US-Afghan pact at impasse?

The Indian Ocean region will now inherit the tensions and contradictions of the new cold war
by John Holmes
Every cloud has a silver lining. When it seemed that the US-Afghan pact is all but wrapped up on Washington’s terms and nothing can now stop its signing before the end of the year — the Obama administration has even begun briefing lawmakers on Capitol Hill regarding the provisions of the pact — a glitch seems to pop up from nowhere. 
The BBC has flagged, here, that the deal is “at impasse” ahead of the Loya Jirga meeting in Kabul next week because of disagreement over a key provision concerning the prerogative of the US forces’ operational freedom to enter Afghan homes. 
Kabul apparently feels “very strongly about this,” while the American side wants to continue the practice of entering Afghan properties. The quarrel may seem a storm in a tea cup but it isn’t really, since the Afghan opinion strongly militates against the manner in which foreigners invaded the privacy of their homes. 
Yet, this could also be a clever PR ploy by President Hamid Karzai after having caved in to meet the American demands on the key provisions of the pact. Karzai is brilliant in grandstanding and he probably hopes to present himself as an honest broker in front of the 3000 tribal leaders who assemble for the jirga in Kabul. 
He’s reason to be nervous that he is ramming down the throat of the Afghan nation a deal that formalises the open-ended foreign occupation of his country — and, there are already bad omens. Having said that, it is tempting to hope that the BBC report is for real and the US-Afghan difference would prove a deal-breaker. 
I held the view consistently since 2001 that the US invasion of Afghanistan was doomed to fail — although the NDA government thought otherwise. And I hold the view that the establishment of the US military bases in Afghanistan will be an unmitigated disaster for regional security and stability. I cite three reasons. 
First, the long term occupation of their country will be deeply resented by the Afghans. Karzai is an American puppet and is nobody to barter away his country’s independence and sovereignty. 

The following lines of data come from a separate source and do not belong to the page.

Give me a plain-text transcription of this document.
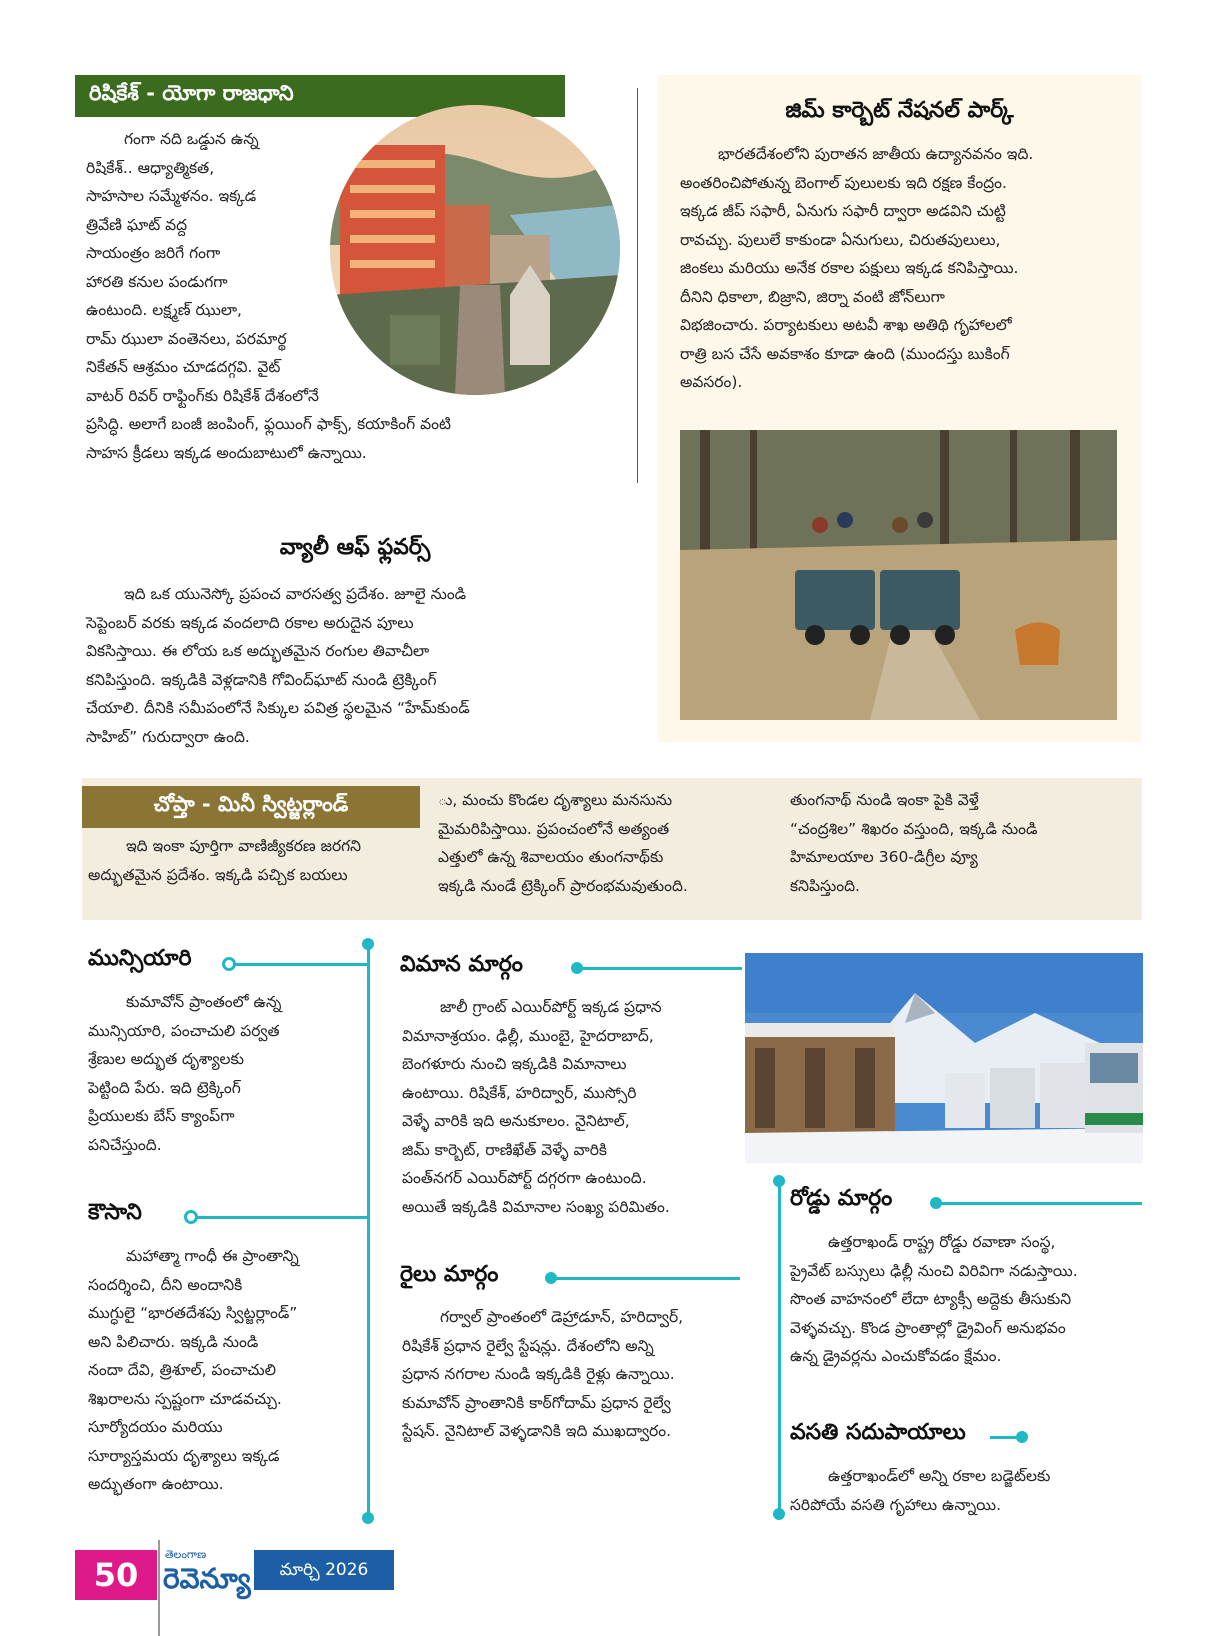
రిషికేశ్ - యోగా రాజధాని

గంగా నది ఒడ్డున ఉన్న

రిషికేశ్.. ఆధ్యాత్మికత,

సాహసాల సమ్మేళనం. ఇక్కడ

త్రివేణి ఘాట్ వద్ద

సాయంత్రం జరిగే గంగా

హారతి కనుల పండుగగా

ఉంటుంది. లక్ష్మణ్ ఝులా,

రామ్ ఝులా వంతెనలు, పరమార్థ

నికేతన్ ఆశ్రమం చూడదగ్గవి. వైట్

వాటర్ రివర్ రాఫ్టింగ్‌కు రిషికేశ్ దేశంలోనే

ప్రసిద్ధి. అలాగే బంజీ జంపింగ్, ఫ్లయింగ్ ఫాక్స్, కయాకింగ్ వంటి

సాహస క్రీడలు ఇక్కడ అందుబాటులో ఉన్నాయి.

జిమ్ కార్బెట్ నేషనల్ పార్క్

భారతదేశంలోని పురాతన జాతీయ ఉద్యానవనం ఇది.

అంతరించిపోతున్న బెంగాల్ పులులకు ఇది రక్షణ కేంద్రం.

ఇక్కడ జీప్ సఫారీ, ఏనుగు సఫారీ ద్వారా అడవిని చుట్టి

రావచ్చు. పులులే కాకుండా ఏనుగులు, చిరుతపులులు,

జింకలు మరియు అనేక రకాల పక్షులు ఇక్కడ కనిపిస్తాయి.

దీనిని ధికాలా, బిజ్రాని, జిర్నా వంటి జోన్‌లుగా

విభజించారు. పర్యాటకులు అటవీ శాఖ అతిథి గృహాలలో

రాత్రి బస చేసే అవకాశం కూడా ఉంది (ముందస్తు బుకింగ్

అవసరం).

వ్యాలీ ఆఫ్ ఫ్లవర్స్

ఇది ఒక యునెస్కో ప్రపంచ వారసత్వ ప్రదేశం. జూలై నుండి

సెప్టెంబర్ వరకు ఇక్కడ వందలాది రకాల అరుదైన పూలు

వికసిస్తాయి. ఈ లోయ ఒక అద్భుతమైన రంగుల తివాచీలా

కనిపిస్తుంది. ఇక్కడికి వెళ్లడానికి గోవింద్‌ఘాట్ నుండి ట్రెక్కింగ్

చేయాలి. దీనికి సమీపంలోనే సిక్కుల పవిత్ర స్థలమైన “హేమ్‌కుండ్

సాహిబ్” గురుద్వారా ఉంది.

చోప్తా - మినీ స్విట్జర్లాండ్

ఇది ఇంకా పూర్తిగా వాణిజ్యీకరణ జరగని

అద్భుతమైన ప్రదేశం. ఇక్కడి పచ్చిక బయలు

ు, మంచు కొండల దృశ్యాలు మనసును

మైమరిపిస్తాయి. ప్రపంచంలోనే అత్యంత

ఎత్తులో ఉన్న శివాలయం తుంగనాథ్‌కు

ఇక్కడి నుండే ట్రెక్కింగ్ ప్రారంభమవుతుంది.

తుంగనాథ్ నుండి ఇంకా పైకి వెళ్తే

“చంద్రశిల” శిఖరం వస్తుంది, ఇక్కడి నుండి

హిమాలయాల 360-డిగ్రీల వ్యూ

కనిపిస్తుంది.

మున్సియారి

కుమావోన్ ప్రాంతంలో ఉన్న

మున్సియారి, పంచాచులి పర్వత

శ్రేణుల అద్భుత దృశ్యాలకు

పెట్టింది పేరు. ఇది ట్రెక్కింగ్

ప్రియులకు బేస్ క్యాంప్‌గా

పనిచేస్తుంది.

కౌసాని

మహాత్మా గాంధీ ఈ ప్రాంతాన్ని

సందర్శించి, దీని అందానికి

ముగ్ధులై “భారతదేశపు స్విట్జర్లాండ్”

అని పిలిచారు. ఇక్కడి నుండి

నందా దేవి, త్రిశూల్, పంచాచులి

శిఖరాలను స్పష్టంగా చూడవచ్చు.

సూర్యోదయం మరియు

సూర్యాస్తమయ దృశ్యాలు ఇక్కడ

అద్భుతంగా ఉంటాయి.

విమాన మార్గం

జాలీ గ్రాంట్ ఎయిర్‌పోర్ట్ ఇక్కడ ప్రధాన

విమానాశ్రయం. ఢిల్లీ, ముంబై, హైదరాబాద్,

బెంగళూరు నుంచి ఇక్కడికి విమానాలు

ఉంటాయి. రిషికేశ్, హరిద్వార్, ముస్సోరి

వెళ్ళే వారికి ఇది అనుకూలం. నైనిటాల్,

జిమ్ కార్బెట్, రాణిఖేత్ వెళ్ళే వారికి

పంత్‌నగర్ ఎయిర్‌పోర్ట్ దగ్గరగా ఉంటుంది.

అయితే ఇక్కడికి విమానాల సంఖ్య పరిమితం.

రైలు మార్గం

గర్వాల్ ప్రాంతంలో డెహ్రాడూన్, హరిద్వార్,

రిషికేశ్ ప్రధాన రైల్వే స్టేషన్లు. దేశంలోని అన్ని

ప్రధాన నగరాల నుండి ఇక్కడికి రైళ్లు ఉన్నాయి.

కుమావోన్ ప్రాంతానికి కాఠ్‌గోదామ్ ప్రధాన రైల్వే

స్టేషన్. నైనిటాల్ వెళ్ళడానికి ఇది ముఖద్వారం.

రోడ్డు మార్గం

ఉత్తరాఖండ్ రాష్ట్ర రోడ్డు రవాణా సంస్థ,

ప్రైవేట్ బస్సులు ఢిల్లీ నుంచి విరివిగా నడుస్తాయి.

సొంత వాహనంలో లేదా ట్యాక్సీ అద్దెకు తీసుకుని

వెళ్ళవచ్చు. కొండ ప్రాంతాల్లో డ్రైవింగ్ అనుభవం

ఉన్న డ్రైవర్లను ఎంచుకోవడం క్షేమం.

వసతి సదుపాయాలు

ఉత్తరాఖండ్‌లో అన్ని రకాల బడ్జెట్‌లకు

సరిపోయే వసతి గృహాలు ఉన్నాయి.

50
తెలంగాణ
రెవెన్యూ	మార్చి 2026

Put differently, we are about to see the planting of the germane seeds of a new Afghan insurgency. If you’re in any doubt, try to get hold of Washington Post contributing editor Rajiv Chandrasekaran’s brilliant book Little America: The War within the War for Afghanistan — by far the best book I’ve read on the Afghan war. 
Second, although the self-styled regional powers — Russia, China, Iran, India and Pakistan — have all fallen silent for reasons of expediency, the fact remains that the US-NATO military presence in Afghanistan becomes part of the Obama administration’s rebalance strategy. 
Let there be no doubt that like the Asia-Pacific already, our region will also get destabilized once the big-power rivalries begin over the deployment of the US missile defence system in Afghanistan, which is a matter of time, and the mad scramble for ‘influence’ in Central Asia ensues — and, of course, the militarization of the entire region that will inevitably happen in the downstream. 
In sum, if ‘jihadism’ was the legacy of the US’ last great involvement in the Hindu Kush in the 1980s, the Indian Ocean region will now inherit the tensions and contradictions of the new cold war. Interestingly, the US has just decided not to buy anymore Russian helicopters for the use of the Afghan armed forces.  
Third, the situation in Pakistan will never stabilize as long as the American troop presence continues in Afghanistan. It cannot be overlooked that there is a disconnect here between the Pakistani political elites and the public opinion. The Pakistani elites cannot do without the American partnership but the vast majority of the public opinion detests anything and everything about America. 
On the other hand, the military bases in Afghanistan become unsustainable without full access to the Pakistani transit routes (which the USAID is rehabilitating at the moment with American funding) and Islamabad fervently hopes that there is nothing like free lunch. 
But in this case, it also means that the US would have no option but to take an excessive interest in the power structure in Pakistan, as has been the tragic history since the early 1950s — with predictable results for the security in the South Asian region as well as for Pakistan’s jaundiced political economy.  

It’s a horrible mistake that India is keeping its head below the parapet on the issue of the US-NATO military bases coming up in Afghanistan. Conceivably, the Mandarins are chuckling with pleasure, ‘After all, this is about China’s containment, isn’t it?’ What naivety to subsist on dreams of ‘absolute security’!